Haematologica. 2012 Jun;97(6):926-30. doi: 10.3324/haematol.2010.036798. Epub 2011 Dec 29.
Recent studies showed A20 inactivation by deletion, mutation and promoter methylation in ocular adnexal mucosa-associated lymphoid tissue lymphoma. However, the incidences of A20 abnormalities and their clinical impact remain for the most part unknown. It is also unknown whether ABIN-1 and ABIN-2, the components of the A20 NF-κB inhibitor complex, are inactivated by genetic changes in ocular adnexal mucosa-associated lymphoid tissue lymphoma. A total of 105 cases were investigated for A20 mutation/deletion, ABIN-1/2 mutation, MALT1 and IGH involved translocation. Somatic mutation was seen frequently in A20 (28.6%) but rarely in ABIN-1 (1%) and ABIN-2 (1%). A20 mutations were significantly associated with A20 heterozygous deletion, and both were mutually exclusive from the MALT1 or IGH involved translocations. A20 mutation/deletion was also significantly associated with increased expression of the NF-κB target genes CCR2, TLR6 and BCL2. The cases with A20 mutation/deletion required significantly higher radiation dosages to achieve complete remission than those without these abnormalities.
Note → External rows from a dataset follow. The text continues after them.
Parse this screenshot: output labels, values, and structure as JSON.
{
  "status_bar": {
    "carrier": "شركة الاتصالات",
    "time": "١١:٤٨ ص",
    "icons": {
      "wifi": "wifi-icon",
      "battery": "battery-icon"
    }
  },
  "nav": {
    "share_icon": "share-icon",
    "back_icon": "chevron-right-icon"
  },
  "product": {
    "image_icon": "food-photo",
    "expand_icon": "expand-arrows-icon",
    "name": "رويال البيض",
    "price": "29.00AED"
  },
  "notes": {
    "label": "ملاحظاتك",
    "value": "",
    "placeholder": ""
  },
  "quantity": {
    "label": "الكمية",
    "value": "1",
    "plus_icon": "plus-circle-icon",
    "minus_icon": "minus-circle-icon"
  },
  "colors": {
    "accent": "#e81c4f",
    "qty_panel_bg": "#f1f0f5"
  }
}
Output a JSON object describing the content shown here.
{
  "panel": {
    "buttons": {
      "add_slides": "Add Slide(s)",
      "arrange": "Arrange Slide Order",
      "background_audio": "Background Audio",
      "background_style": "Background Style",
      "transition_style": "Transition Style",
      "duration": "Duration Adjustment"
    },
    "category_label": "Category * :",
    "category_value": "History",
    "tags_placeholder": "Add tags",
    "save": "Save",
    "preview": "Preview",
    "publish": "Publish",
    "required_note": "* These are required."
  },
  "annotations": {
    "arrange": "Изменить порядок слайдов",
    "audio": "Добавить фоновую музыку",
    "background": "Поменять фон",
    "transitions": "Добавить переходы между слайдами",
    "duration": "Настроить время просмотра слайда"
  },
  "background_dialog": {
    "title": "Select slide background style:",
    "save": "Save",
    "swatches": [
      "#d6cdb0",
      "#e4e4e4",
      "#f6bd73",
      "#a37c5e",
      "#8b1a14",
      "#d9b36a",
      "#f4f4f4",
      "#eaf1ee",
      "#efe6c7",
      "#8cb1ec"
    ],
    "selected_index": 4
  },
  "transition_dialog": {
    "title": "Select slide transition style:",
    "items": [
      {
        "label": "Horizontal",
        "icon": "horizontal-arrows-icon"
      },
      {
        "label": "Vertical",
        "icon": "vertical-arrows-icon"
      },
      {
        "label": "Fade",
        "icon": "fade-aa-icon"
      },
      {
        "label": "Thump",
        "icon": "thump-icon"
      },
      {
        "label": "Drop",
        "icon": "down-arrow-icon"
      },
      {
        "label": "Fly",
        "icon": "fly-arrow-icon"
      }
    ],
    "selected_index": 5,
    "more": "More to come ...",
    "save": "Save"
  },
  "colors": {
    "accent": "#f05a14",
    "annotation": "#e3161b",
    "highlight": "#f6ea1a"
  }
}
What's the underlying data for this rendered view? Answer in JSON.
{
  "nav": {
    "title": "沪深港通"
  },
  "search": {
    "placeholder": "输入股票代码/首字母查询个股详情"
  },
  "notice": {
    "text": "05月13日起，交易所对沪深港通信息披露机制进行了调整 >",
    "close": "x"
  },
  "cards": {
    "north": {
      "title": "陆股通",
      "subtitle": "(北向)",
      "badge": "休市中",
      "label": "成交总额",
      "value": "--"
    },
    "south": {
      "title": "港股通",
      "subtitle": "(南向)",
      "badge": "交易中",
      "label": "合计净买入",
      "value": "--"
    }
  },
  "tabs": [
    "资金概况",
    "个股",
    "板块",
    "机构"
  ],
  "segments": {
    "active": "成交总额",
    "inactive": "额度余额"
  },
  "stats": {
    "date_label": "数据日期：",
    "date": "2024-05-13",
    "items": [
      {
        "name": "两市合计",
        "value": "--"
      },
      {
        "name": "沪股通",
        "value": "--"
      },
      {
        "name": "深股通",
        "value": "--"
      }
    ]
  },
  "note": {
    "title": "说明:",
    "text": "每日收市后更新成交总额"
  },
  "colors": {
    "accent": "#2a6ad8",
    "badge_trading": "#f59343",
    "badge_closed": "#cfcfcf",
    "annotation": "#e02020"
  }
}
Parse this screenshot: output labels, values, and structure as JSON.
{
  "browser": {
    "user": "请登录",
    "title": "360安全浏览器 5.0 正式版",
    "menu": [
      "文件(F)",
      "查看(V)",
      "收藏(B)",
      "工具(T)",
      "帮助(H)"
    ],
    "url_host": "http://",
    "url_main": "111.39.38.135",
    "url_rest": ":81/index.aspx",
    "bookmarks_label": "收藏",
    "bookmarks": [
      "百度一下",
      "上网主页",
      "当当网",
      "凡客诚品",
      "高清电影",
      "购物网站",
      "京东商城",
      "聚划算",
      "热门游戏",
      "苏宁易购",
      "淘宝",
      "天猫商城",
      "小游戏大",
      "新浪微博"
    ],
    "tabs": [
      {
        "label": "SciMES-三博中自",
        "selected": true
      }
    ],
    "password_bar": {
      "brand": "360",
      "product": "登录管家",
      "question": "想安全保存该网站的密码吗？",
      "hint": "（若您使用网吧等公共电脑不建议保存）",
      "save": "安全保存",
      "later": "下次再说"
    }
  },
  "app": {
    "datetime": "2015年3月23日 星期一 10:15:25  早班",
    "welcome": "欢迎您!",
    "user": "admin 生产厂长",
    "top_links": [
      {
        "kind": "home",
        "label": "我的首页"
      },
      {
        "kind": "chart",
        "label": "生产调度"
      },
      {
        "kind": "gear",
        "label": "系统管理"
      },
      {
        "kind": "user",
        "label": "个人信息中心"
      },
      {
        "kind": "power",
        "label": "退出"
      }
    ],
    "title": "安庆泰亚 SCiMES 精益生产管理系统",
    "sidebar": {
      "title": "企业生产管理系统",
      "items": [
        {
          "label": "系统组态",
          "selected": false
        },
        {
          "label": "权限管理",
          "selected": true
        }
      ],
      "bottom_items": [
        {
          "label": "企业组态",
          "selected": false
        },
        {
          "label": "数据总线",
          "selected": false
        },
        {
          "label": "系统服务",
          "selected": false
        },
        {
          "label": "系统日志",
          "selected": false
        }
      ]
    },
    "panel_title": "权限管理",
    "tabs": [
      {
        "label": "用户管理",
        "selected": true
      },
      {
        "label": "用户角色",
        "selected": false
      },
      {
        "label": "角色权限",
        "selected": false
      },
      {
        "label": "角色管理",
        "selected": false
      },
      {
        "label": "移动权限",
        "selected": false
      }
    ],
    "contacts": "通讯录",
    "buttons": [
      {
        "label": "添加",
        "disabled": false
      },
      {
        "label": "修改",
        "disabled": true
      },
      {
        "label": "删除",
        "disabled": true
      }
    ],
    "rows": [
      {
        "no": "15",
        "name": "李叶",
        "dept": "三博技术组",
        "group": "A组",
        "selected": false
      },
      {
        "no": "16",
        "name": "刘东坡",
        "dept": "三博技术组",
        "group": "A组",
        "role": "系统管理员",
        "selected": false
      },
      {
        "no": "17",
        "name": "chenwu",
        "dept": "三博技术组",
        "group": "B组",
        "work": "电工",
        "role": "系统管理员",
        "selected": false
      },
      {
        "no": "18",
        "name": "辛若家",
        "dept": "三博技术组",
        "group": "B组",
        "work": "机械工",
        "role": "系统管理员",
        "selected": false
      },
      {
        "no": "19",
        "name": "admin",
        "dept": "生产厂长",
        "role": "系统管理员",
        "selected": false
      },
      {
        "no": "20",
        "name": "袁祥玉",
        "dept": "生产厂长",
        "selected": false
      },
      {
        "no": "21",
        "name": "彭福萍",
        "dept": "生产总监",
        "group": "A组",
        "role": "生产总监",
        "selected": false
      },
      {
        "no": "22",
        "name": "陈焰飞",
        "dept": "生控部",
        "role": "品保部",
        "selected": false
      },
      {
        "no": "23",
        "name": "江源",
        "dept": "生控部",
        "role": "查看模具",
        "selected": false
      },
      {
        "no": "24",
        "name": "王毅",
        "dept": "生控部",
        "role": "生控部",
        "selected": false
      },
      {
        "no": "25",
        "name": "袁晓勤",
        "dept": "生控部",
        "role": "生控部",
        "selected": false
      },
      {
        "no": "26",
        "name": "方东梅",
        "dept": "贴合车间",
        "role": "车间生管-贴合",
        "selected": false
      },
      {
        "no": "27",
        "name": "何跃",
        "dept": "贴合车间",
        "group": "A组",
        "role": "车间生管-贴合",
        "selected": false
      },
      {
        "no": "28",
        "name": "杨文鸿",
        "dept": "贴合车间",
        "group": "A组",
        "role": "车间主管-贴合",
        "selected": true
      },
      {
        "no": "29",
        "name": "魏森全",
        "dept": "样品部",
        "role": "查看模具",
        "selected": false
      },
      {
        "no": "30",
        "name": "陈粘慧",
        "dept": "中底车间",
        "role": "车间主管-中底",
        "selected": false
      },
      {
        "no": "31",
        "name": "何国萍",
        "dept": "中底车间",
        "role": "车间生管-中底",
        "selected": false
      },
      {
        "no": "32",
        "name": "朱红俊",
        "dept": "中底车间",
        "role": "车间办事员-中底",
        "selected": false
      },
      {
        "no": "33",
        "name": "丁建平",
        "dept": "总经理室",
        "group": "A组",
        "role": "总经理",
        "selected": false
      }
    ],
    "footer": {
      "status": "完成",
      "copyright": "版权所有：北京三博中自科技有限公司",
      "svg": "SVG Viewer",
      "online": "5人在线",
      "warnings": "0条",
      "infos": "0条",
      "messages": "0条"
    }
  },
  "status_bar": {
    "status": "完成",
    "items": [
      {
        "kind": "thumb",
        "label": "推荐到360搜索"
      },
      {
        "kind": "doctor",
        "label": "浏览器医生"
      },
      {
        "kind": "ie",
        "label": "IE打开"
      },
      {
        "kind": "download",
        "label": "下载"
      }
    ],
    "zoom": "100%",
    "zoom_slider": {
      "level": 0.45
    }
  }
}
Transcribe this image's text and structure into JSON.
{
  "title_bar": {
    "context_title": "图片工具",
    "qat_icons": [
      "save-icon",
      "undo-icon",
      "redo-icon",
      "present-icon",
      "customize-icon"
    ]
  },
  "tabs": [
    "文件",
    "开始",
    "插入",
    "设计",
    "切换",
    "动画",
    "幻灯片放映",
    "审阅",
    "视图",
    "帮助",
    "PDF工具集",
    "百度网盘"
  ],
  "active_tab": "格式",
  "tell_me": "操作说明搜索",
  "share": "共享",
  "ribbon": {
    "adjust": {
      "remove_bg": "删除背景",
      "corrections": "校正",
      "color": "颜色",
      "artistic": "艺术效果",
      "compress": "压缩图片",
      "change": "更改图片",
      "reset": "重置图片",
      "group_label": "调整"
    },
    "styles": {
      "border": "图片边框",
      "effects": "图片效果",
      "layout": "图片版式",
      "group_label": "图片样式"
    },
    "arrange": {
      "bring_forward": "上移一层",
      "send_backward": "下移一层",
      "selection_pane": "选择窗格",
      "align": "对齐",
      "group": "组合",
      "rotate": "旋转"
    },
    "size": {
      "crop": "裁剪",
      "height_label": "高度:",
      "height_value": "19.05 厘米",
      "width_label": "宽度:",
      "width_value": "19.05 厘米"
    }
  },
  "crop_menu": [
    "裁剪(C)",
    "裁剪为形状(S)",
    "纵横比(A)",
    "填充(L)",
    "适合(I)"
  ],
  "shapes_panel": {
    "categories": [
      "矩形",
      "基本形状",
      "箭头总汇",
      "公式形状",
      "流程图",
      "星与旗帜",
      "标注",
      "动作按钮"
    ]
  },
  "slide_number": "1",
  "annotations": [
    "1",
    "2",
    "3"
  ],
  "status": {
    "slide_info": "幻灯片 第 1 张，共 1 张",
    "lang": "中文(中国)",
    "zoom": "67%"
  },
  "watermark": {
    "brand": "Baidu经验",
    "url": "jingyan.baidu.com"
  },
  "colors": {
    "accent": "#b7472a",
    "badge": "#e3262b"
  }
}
最近的研究表明,眼附属器黏膜相关淋巴组织淋巴瘤中存在 A20 的缺失、突变和启动子甲基化导致的失活。然而,A20 异常的发生率及其临床影响在很大程度上仍然未知。A20 NF-κB 抑制剂复合物的组成部分 ABIN-1 和 ABIN-2 是否因遗传变化而失活,目前也尚不清楚。共对 105 例病例进行了 A20 突变/缺失、ABIN-1/2 突变、MALT1 和 IGH 相关易位的检测。体细胞突变在 A20 中很常见(28.6%),但在 ABIN-1(1%)和 ABIN-2(1%)中很少见。A20 突变与 A20 杂合性缺失显著相关,且两者均与 MALT1 或 IGH 相关易位相互排斥。A20 突变/缺失也与 NF-κB 靶基因 CCR2、TLR6 和 BCL2 的表达增加显著相关。发生 A20 突变/缺失的病例需要更高的放射剂量才能达到完全缓解,而没有这些异常的病例则不需要。